Persian-American pop singer-songwriter

Shab is an Iranian-American pop singer and songwriter.

==Early life==
Shab was born in Tehran, Iran as the youngest of 13 children. Her father was a senior figure in Iran's petroleum industry during the reign of Mohammad Reza Shah Pahlavi. After the Iranian Revolution, the family faced persecution, and Shab left Iran alone to attend a boarding elementary school in Kassel, Germany, while her family gradually relocated to the United States as political refugees. Six years later, she was granted political asylum in the United States, joining her family in the greater Baltimore, Maryland area.

After graduating from high school in Towson, Maryland, and later from Towson University, she briefly attended law school at Nova Southeastern University in Fort Lauderdale before leaving the program and returning to Baltimore, where she worked in her family's businesses.

==Music career==
Shab began writing songs in Persian while attending law school, but did not begin recording until 2017, when released her first tracks in Persian. Under her given name, Shabnam, she released the Persian-language single "Love You."

In late 2018, she shifted to English-language songwriting and began collaborating with producer Damon Sharpe. Together they created "Down To The Wire" and "Spell On Me" (the latter co-written with Sharpe and Eric Sanicola). "Spell On Me" went on to chart at No. 1 on the Global Digital Music Chart and No. 2 on the British Commercial Pop Club Chart in the United Kingdom. Both songs were included among eight songs on her debut English-language album, Infinite Love, released in early 2021.

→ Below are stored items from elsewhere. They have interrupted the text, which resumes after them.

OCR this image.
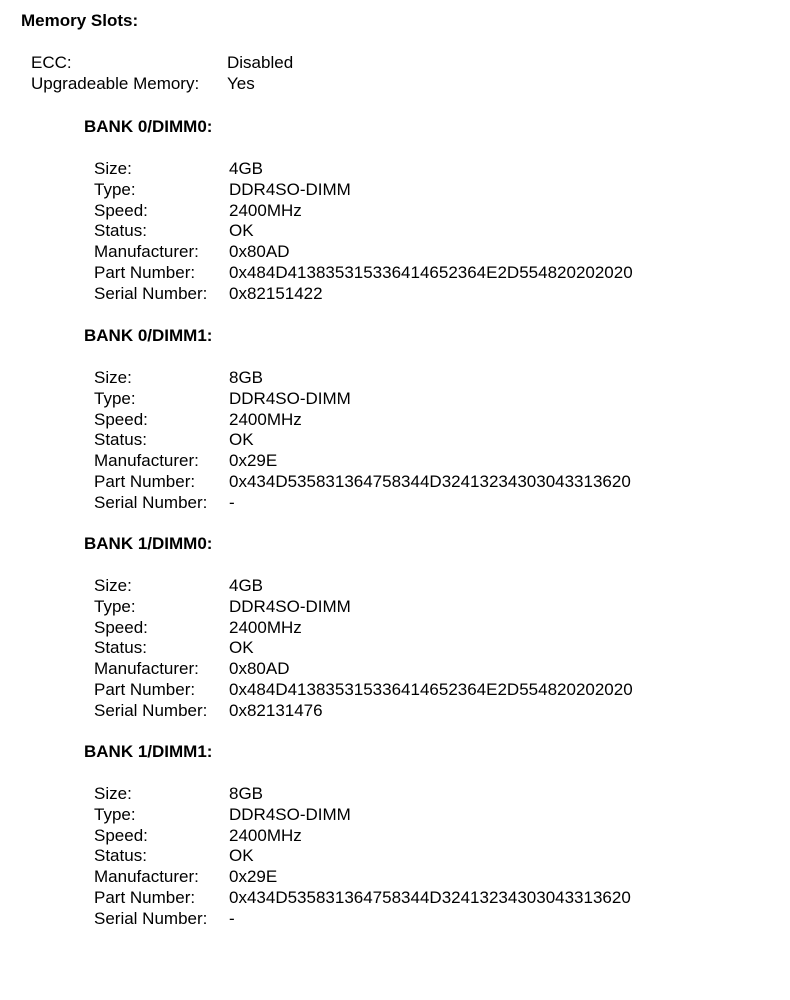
Memory Slots:
ECC:	Disabled
Upgradeable Memory: Yes
BANK 0/DIMM0:
Size:	4GB
Type:	DDR4SO-DIMM
Speed:	2400MHz
Status:	OK
Manufacturer: 0x80AD
Part Number: 0x484D413835315336414652364E2D554820202020
Serial Number: 0x82151422
BANK 0/DIMM1:
Size:	8GB
Type:	DDR4SO-DIMM
Speed:	2400MHz
Status:	OK
Manufacturer: 0x29E
Part Number: 0x434D535831364758344D32413234303043313620
Serial Number: -
BANK 1/DIMM0:
Size:	4GB
Type:	DDR4SO-DIMM
Speed:	2400MHz
Status:	OK
Manufacturer: 0x80AD
Part Number: 0x484D413835315336414652364E2D554820202020
Serial Number: 0x82131476
BANK 1/DIMM1:
Size:	8GB
Type:	DDR4SO-DIMM
Speed:	2400MHz
Status:	OK
Manufacturer: 0x29E
Part Number: 0x434D535831364758344D32413234303043313620
Serial Number: -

From 2022 to 2024, Shab released several singles co-composed with Sharpe, including "Serenity," "Criss Cross," "Indestructible," "Skin & Bones," and a cover of "Sexual (Li Da Di)" (originally sung by the Dutch pop singer Amber).

In 2023, Shab collaborated with rapper Fat Joe on “Voodoo,” which entered the Top 40 on the Rhythmic and Pop charts, blending elements of Terror Squad’s “Lean Back” with her track “Spell on Me.”

In February 2025, Shab released her second studio album, One Suitcase.

==Personal life==
Shab became an American citizen in 1997 and lives in Dallas with her partner and two children. Her stage name, "Shab," is a family nickname. She has supported charities including Hope Supply Co., for which she performed a benefit concert in 2022, and Choose Love, which named her a Global Ambassador in late 2024.